Bacterial DNA was quantified using the MX3005P thermocycler (Stratagene, La Jolla, CA, USA), based on the 16S rRNA gene copy numbers (Additional file 1). The following specific primers were used: for Gamma, 1080γF and γ1202R; for Bacteroidetes (Bct), 798cfbF and cfb967R; for Firm, 928F-Firm and 1040FirmR; and for Actinobacteria (Act), Act920F3 and Act 1200R [60]. IBM SPSS Statistics ver. 20 (IBM, Armonk, NY, USA) was used for descriptive data analysis and for the visualisation of qRT-PCR data. Differences between developmental stages were determined by one-way ANOVA for total bacterial counts and by repeated measurement ANOVA for bacterial groups. Based on the study results (means of developmental stages and their variation estimates), we performed a power analysis of the single factor design to determine the required number of replicates needed in each developmental stage to achieve the target test power of 0.90 with α < 0.05. To ensure repeatability of the results in other hives, a similar power analysis was also performed using the data of the comparable developmental stages (5th instar corresponded to LF3; black pupae corresponded to Pdm) from experiment 1 (EXP1) published by Hroncova et al. [34] where an identical methodical/sampling approach was used allowing direct comparison. In this analysis, we determined the required number of replicates for pooled samples in four colonies (single- or two-factor analyses). All analyses were carried out using the STATISTICA program (StatSoft, Tulsa, USA) [61].

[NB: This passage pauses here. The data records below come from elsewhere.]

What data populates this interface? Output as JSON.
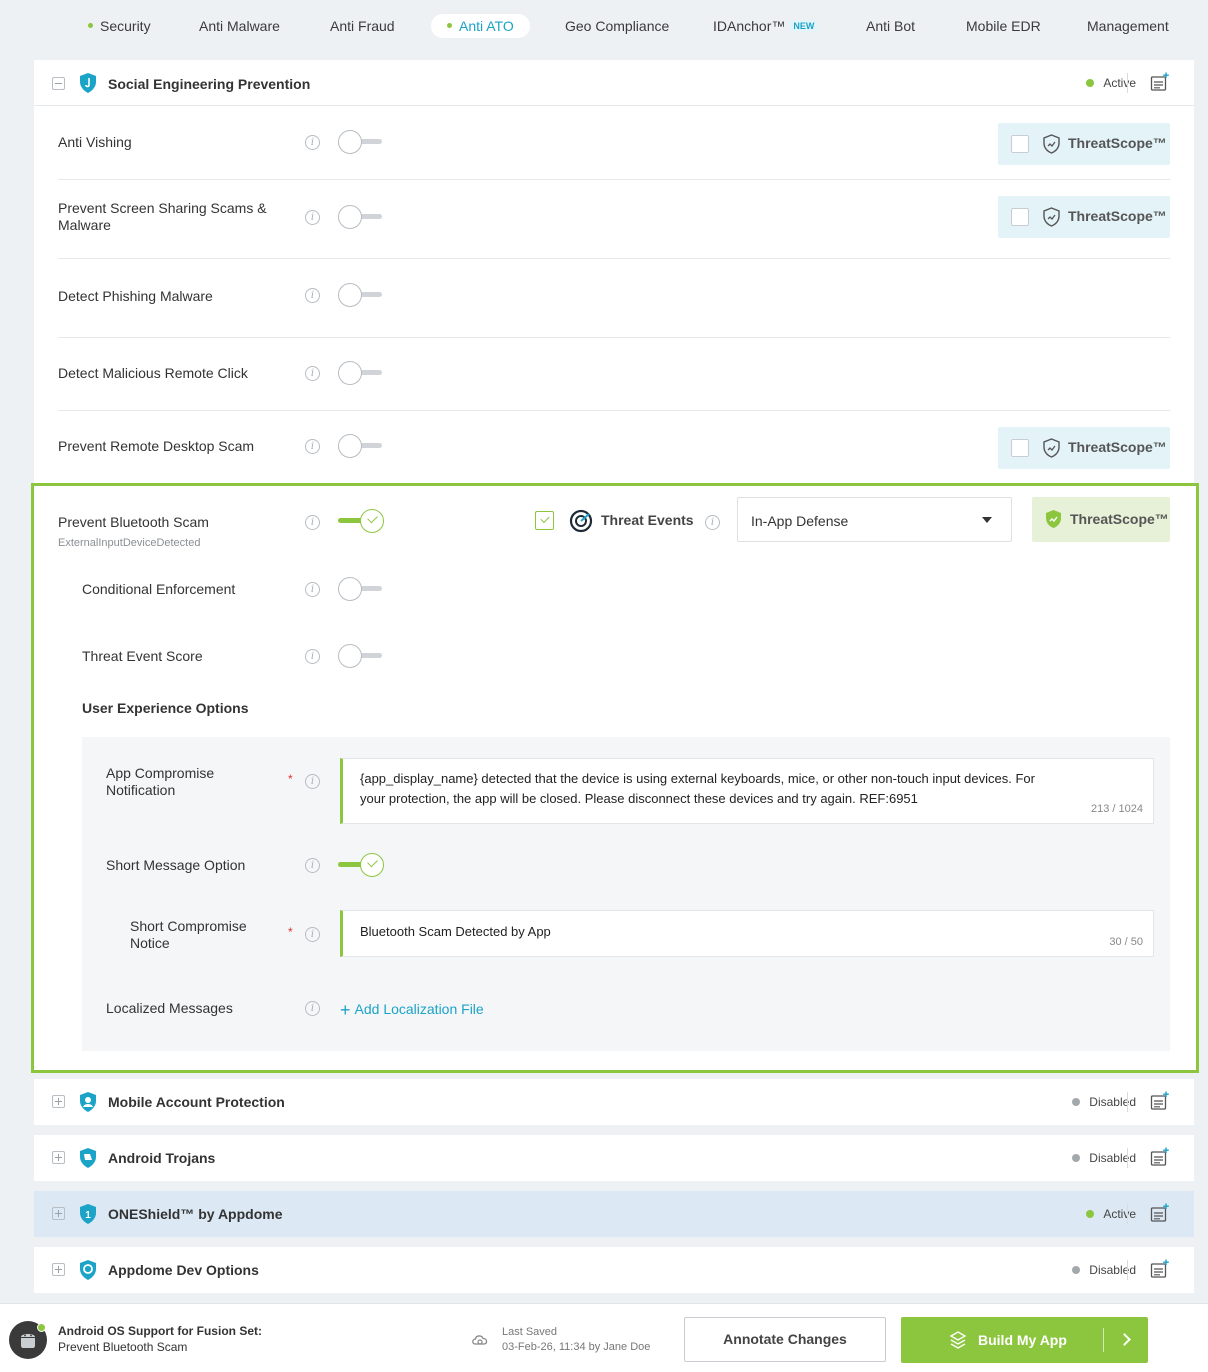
{
  "tabs": [
    {
      "label": "Security",
      "dot": true
    },
    {
      "label": "Anti Malware"
    },
    {
      "label": "Anti Fraud"
    },
    {
      "label": "Anti ATO",
      "dot": true,
      "active": true
    },
    {
      "label": "Geo Compliance"
    },
    {
      "label": "IDAnchor™",
      "badge": "NEW"
    },
    {
      "label": "Anti Bot"
    },
    {
      "label": "Mobile EDR"
    },
    {
      "label": "Management"
    }
  ],
  "social": {
    "title": "Social Engineering Prevention",
    "status": "Active",
    "rows": [
      {
        "label": "Anti Vishing",
        "threatscope": true
      },
      {
        "label": "Prevent Screen Sharing Scams & Malware",
        "threatscope": true
      },
      {
        "label": "Detect Phishing Malware",
        "threatscope": false
      },
      {
        "label": "Detect Malicious Remote Click",
        "threatscope": false
      },
      {
        "label": "Prevent Remote Desktop Scam",
        "threatscope": true
      }
    ],
    "threatscope_label": "ThreatScope™"
  },
  "bluetooth": {
    "label": "Prevent Bluetooth Scam",
    "sub": "ExternalInputDeviceDetected",
    "threat_events_label": "Threat Events",
    "defense_select": "In-App Defense",
    "threatscope_label": "ThreatScope™",
    "conditional_label": "Conditional Enforcement",
    "score_label": "Threat Event Score",
    "ux_title": "User Experience Options",
    "notif_label": "App Compromise Notification",
    "notif_text": "{app_display_name} detected that the device is using external keyboards, mice, or other non-touch input devices. For your protection, the app will be closed. Please disconnect these devices and try again. REF:6951",
    "notif_count": "213 / 1024",
    "short_msg_label": "Short Message Option",
    "short_notice_label": "Short Compromise Notice",
    "short_notice_text": "Bluetooth Scam Detected by App",
    "short_notice_count": "30 / 50",
    "localized_label": "Localized Messages",
    "add_localization": "Add Localization File"
  },
  "sections": [
    {
      "title": "Mobile Account Protection",
      "status": "Disabled"
    },
    {
      "title": "Android Trojans",
      "status": "Disabled"
    },
    {
      "title": "ONEShield™ by Appdome",
      "status": "Active"
    },
    {
      "title": "Appdome Dev Options",
      "status": "Disabled"
    }
  ],
  "footer": {
    "line1": "Android OS Support for Fusion Set:",
    "line2": "Prevent Bluetooth Scam",
    "saved_title": "Last Saved",
    "saved_value": "03-Feb-26, 11:34 by Jane Doe",
    "annotate": "Annotate Changes",
    "build": "Build My App"
  },
  "colors": {
    "accent_green": "#8cc63f",
    "accent_blue": "#1ba3c8",
    "disabled_gray": "#a3a8ad"
  }
}
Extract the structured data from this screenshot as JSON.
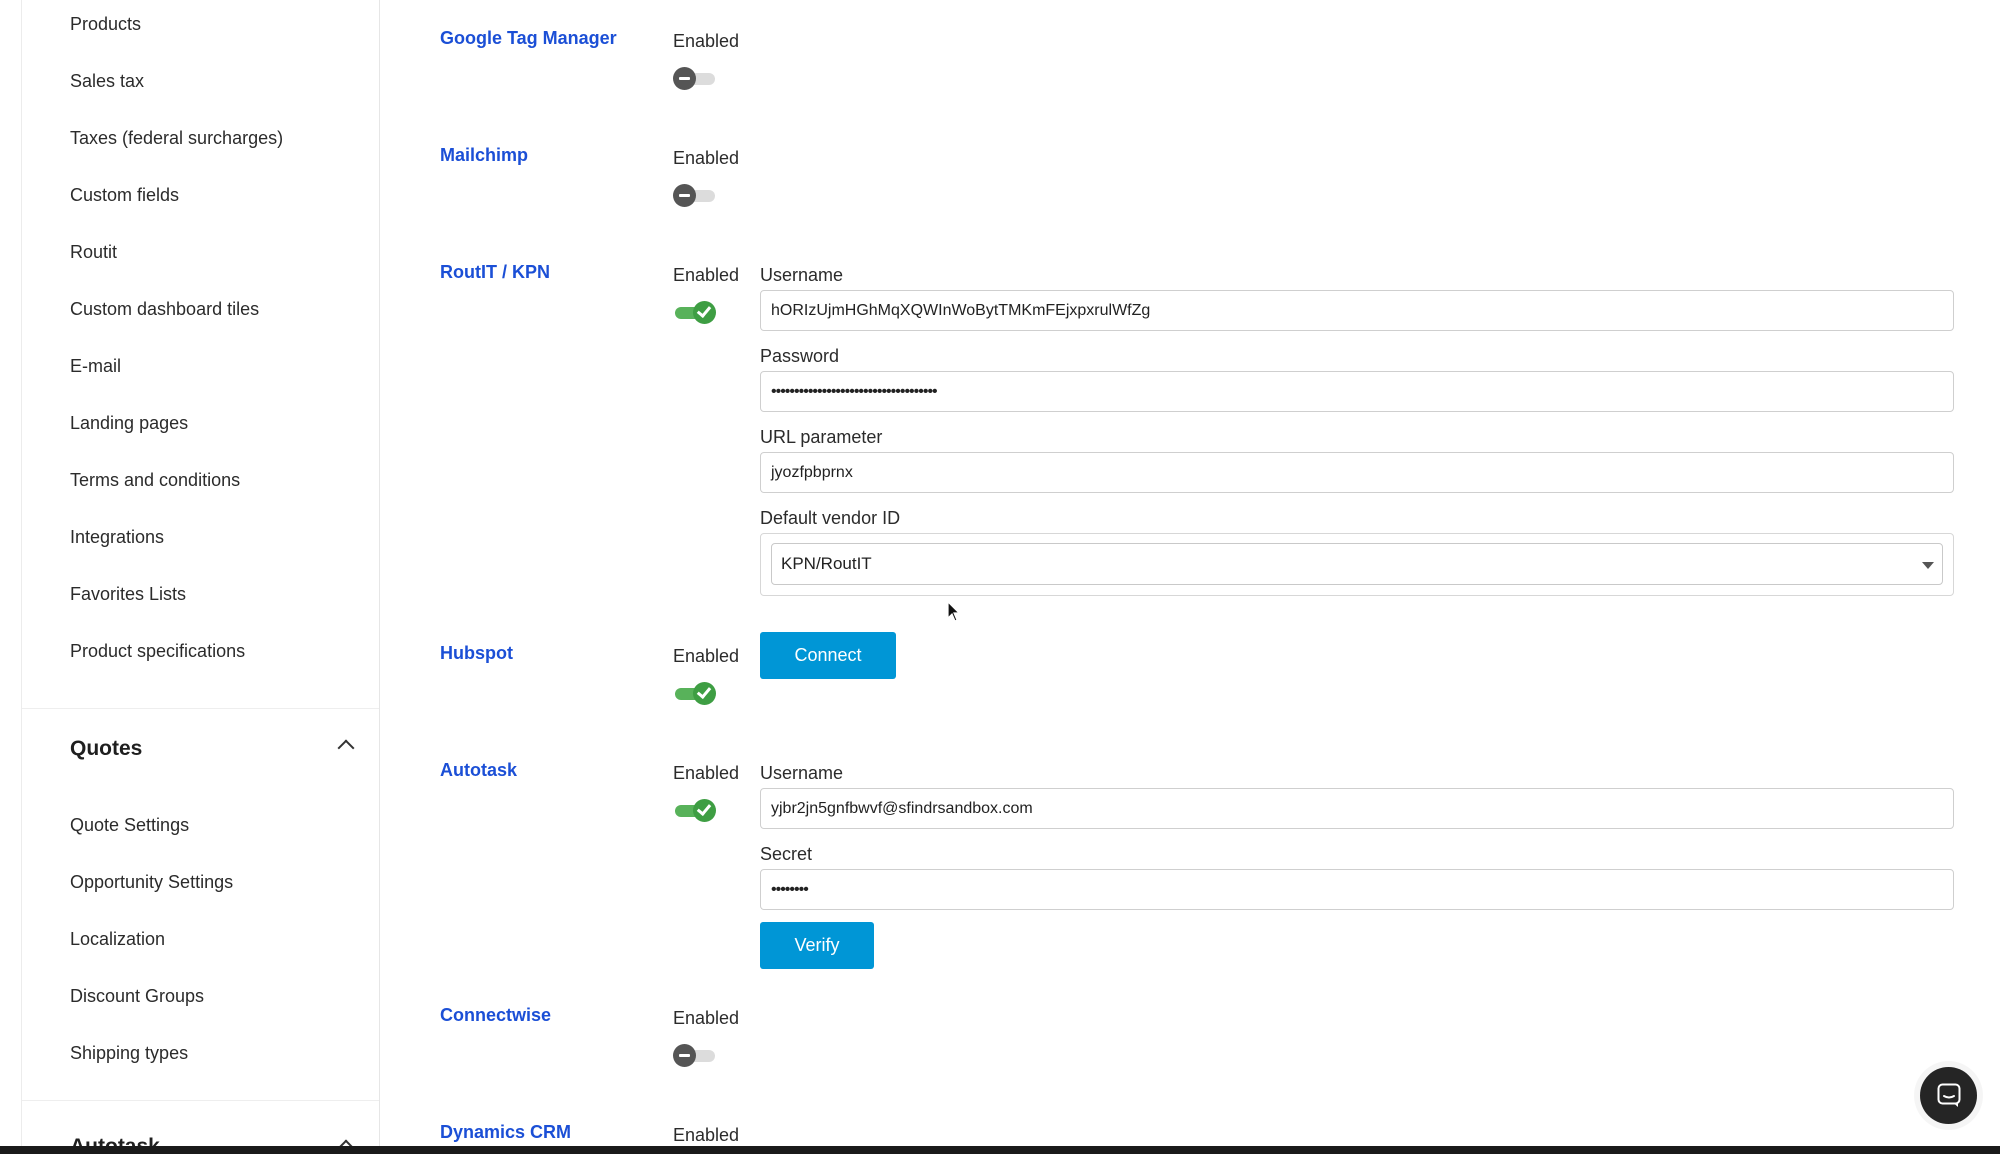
{
  "sidebar": {
    "items": [
      {
        "label": "Products"
      },
      {
        "label": "Sales tax"
      },
      {
        "label": "Taxes (federal surcharges)"
      },
      {
        "label": "Custom fields"
      },
      {
        "label": "Routit"
      },
      {
        "label": "Custom dashboard tiles"
      },
      {
        "label": "E-mail"
      },
      {
        "label": "Landing pages"
      },
      {
        "label": "Terms and conditions"
      },
      {
        "label": "Integrations"
      },
      {
        "label": "Favorites Lists"
      },
      {
        "label": "Product specifications"
      }
    ],
    "quotes_section": {
      "title": "Quotes",
      "items": [
        {
          "label": "Quote Settings"
        },
        {
          "label": "Opportunity Settings"
        },
        {
          "label": "Localization"
        },
        {
          "label": "Discount Groups"
        },
        {
          "label": "Shipping types"
        }
      ]
    },
    "next_section": {
      "title": "Autotask"
    }
  },
  "integrations": {
    "google_tag_manager": {
      "name": "Google Tag Manager",
      "enabled_label": "Enabled",
      "enabled": false
    },
    "mailchimp": {
      "name": "Mailchimp",
      "enabled_label": "Enabled",
      "enabled": false
    },
    "routit": {
      "name": "RoutIT / KPN",
      "enabled_label": "Enabled",
      "enabled": true,
      "username_label": "Username",
      "username_value": "hORIzUjmHGhMqXQWInWoBytTMKmFEjxpxrulWfZg",
      "password_label": "Password",
      "password_value": "••••••••••••••••••••••••••••••••••••",
      "url_param_label": "URL parameter",
      "url_param_value": "jyozfpbprnx",
      "vendor_label": "Default vendor ID",
      "vendor_value": "KPN/RoutIT"
    },
    "hubspot": {
      "name": "Hubspot",
      "enabled_label": "Enabled",
      "enabled": true,
      "connect_label": "Connect"
    },
    "autotask": {
      "name": "Autotask",
      "enabled_label": "Enabled",
      "enabled": true,
      "username_label": "Username",
      "username_value": "yjbr2jn5gnfbwvf@sfindrsandbox.com",
      "secret_label": "Secret",
      "secret_value": "••••••••",
      "verify_label": "Verify"
    },
    "connectwise": {
      "name": "Connectwise",
      "enabled_label": "Enabled",
      "enabled": false
    },
    "dynamics": {
      "name": "Dynamics CRM",
      "enabled_label": "Enabled"
    }
  },
  "colors": {
    "link": "#1b4fd6",
    "button": "#0096d6",
    "toggle_on": "#3e9e43",
    "toggle_off": "#555555"
  },
  "icons": {
    "chat": "chat-bubble-icon",
    "chevron": "chevron-up-icon",
    "cursor": "mouse-pointer-icon"
  }
}
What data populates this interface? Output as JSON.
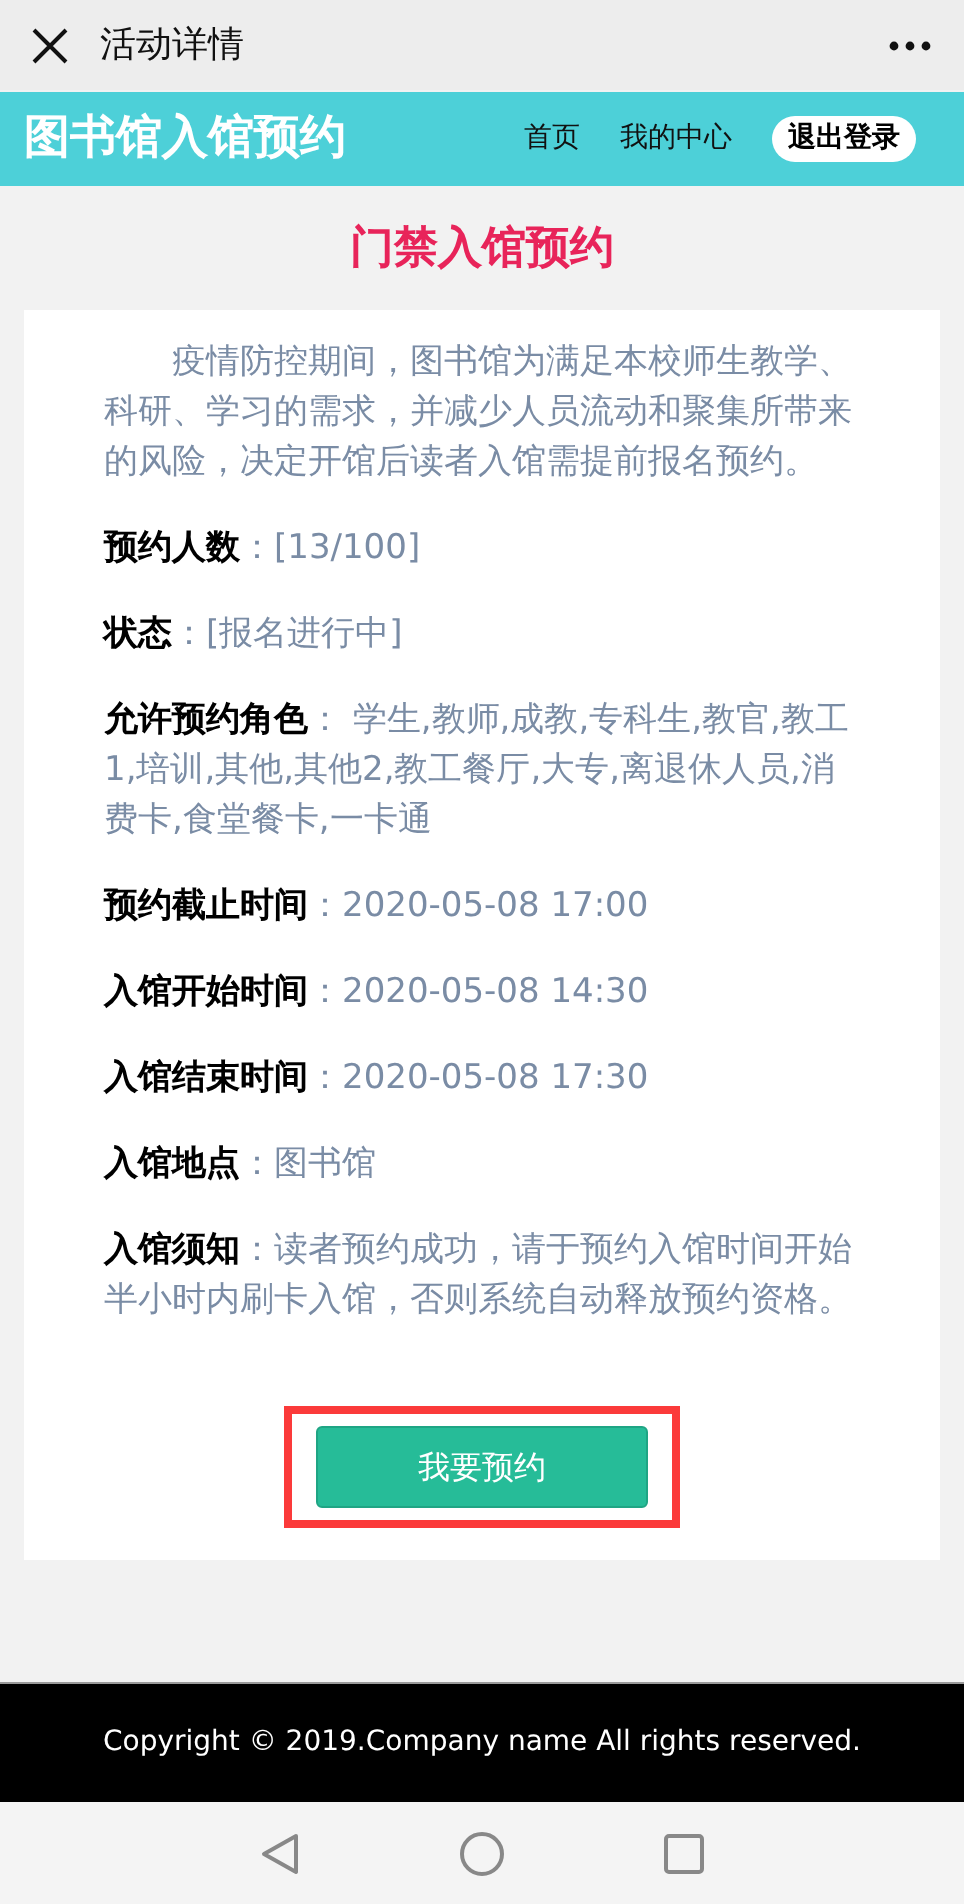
{
  "topbar": {
    "title": "活动详情"
  },
  "header": {
    "brand": "图书馆入馆预约",
    "nav": [
      {
        "label": "首页",
        "kind": "link"
      },
      {
        "label": "我的中心",
        "kind": "link"
      },
      {
        "label": "退出登录",
        "kind": "pill"
      }
    ]
  },
  "page_title": "门禁入馆预约",
  "intro": "疫情防控期间，图书馆为满足本校师生教学、科研、学习的需求，并减少人员流动和聚集所带来的风险，决定开馆后读者入馆需提前报名预约。",
  "details": [
    {
      "label": "预约人数",
      "value": "：[13/100]"
    },
    {
      "label": "状态",
      "value": "：[报名进行中]"
    },
    {
      "label": "允许预约角色",
      "value": "： 学生,教师,成教,专科生,教官,教工1,培训,其他,其他2,教工餐厅,大专,离退休人员,消费卡,食堂餐卡,一卡通"
    },
    {
      "label": "预约截止时间",
      "value": "：2020-05-08 17:00"
    },
    {
      "label": "入馆开始时间",
      "value": "：2020-05-08 14:30"
    },
    {
      "label": "入馆结束时间",
      "value": "：2020-05-08 17:30"
    },
    {
      "label": "入馆地点",
      "value": "：图书馆"
    },
    {
      "label": "入馆须知",
      "value": "：读者预约成功，请于预约入馆时间开始半小时内刷卡入馆，否则系统自动释放预约资格。"
    }
  ],
  "action": {
    "label": "我要预约",
    "highlighted": true
  },
  "footer": "Copyright © 2019.Company name All rights reserved."
}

Denaturing gradient gel electrophoresis

The total bacterial community DNA was amplified by targeting the 200-bp partial 16S rRNA gene sequences with universal bacterial set of primers 338GC and RP534 [61], which actually amplifies the genetic information of the honey bee microbiota [34]. PCR products were analysed on a DGGE gel (gradient from 35 to 65%) according to the method of Mrazek et al. [62].

Appropriate standards containing a mixture of PCR products of five known microorganisms [34] were loaded in the centre of gels to minimise gel variability using multi-gel comparisons in the BioNumerics 6.6 software (Applied Maths, Sint-Martens-Latem, Belgium) with the settings used by Hroncova et al. [34].